The West African was quick to express his gratitude to the White House incumbent for arranging the meeting. "We just want to thank you so much for this opportunity," Boakai said graciously to his host. Appreciating the gesture, Trump replied: "Well thank you and such good English. Where did you learn to speak so beautifully. Were you educated, where?"

The African leader appeared somewhat unsettled and simply replied: "Yes, Sir". Whereupon Trump asked: "In Liberia?" Again the polite reply came: "Yes, Sir."
Still unaware of his faux pas, the US President blundered on: "Well, that's very interesting. It's beautiful English. I have people at this table can't speak nearly as well."
The US President was widely ridiculed on social media for his embarrassing gaffe. One wrote: "Completely embarrassing moment ....Dummy humiliated himself."
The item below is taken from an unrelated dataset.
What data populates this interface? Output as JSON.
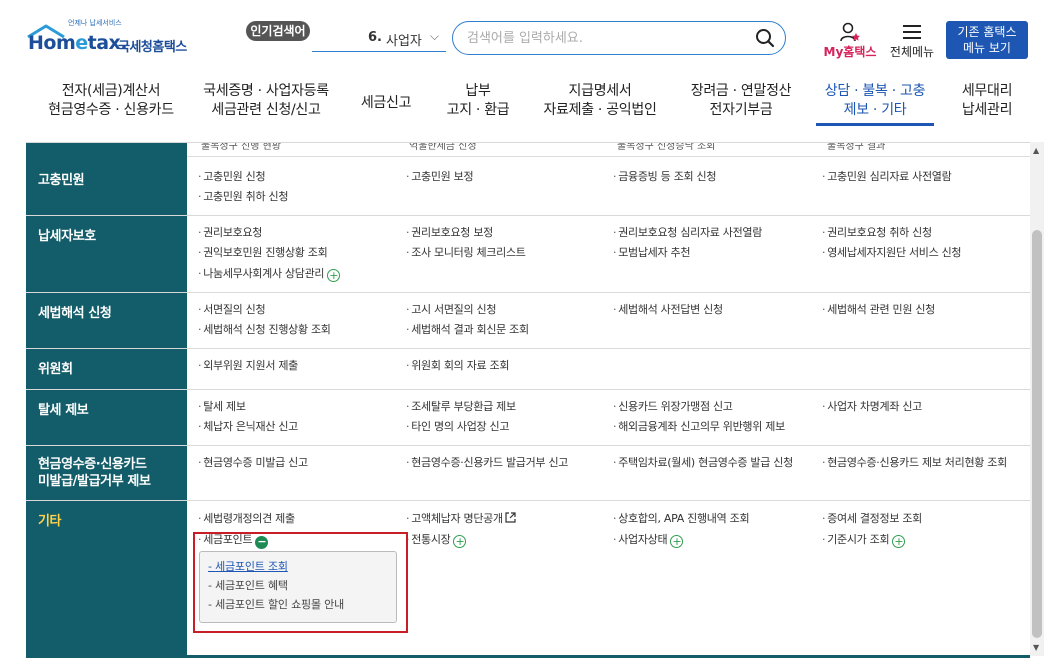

While another fumed: "Trump is the dumbest, most ignorant and incompetent president in US history." A third took aim at Trump's MAGA supporters, who rallied to the President's defence, saying: "They truly will defend Trump over anything he does, no matter how senile, ignorant or deranged."
Liberia was founded by freed slaves from the US and English is the state's official language. The country has a diverse array of indigenous languages and a number of creolised dialects.
Boakai himself can read and write in the indigenous Mendi and Kissi languages, but he converses in Liberia's official tongue and lingua franca - English. In another clip from the same meeting, Trump appears to have no idea to whom he is talking.
Turning to another of the participants at the meeting, the US President says: "Maybe we're gonna have to go a bit quicker than this, because we have a whole schedule.
"If I could just have your name and country it would be great."
Trump has a chequered history when it coms to Africa, provoking a diplomatic backlash in his first term after telling Senator Dick Durbin that the continent was a collection of "s***hole countries." The US president denied he ever used the phrase.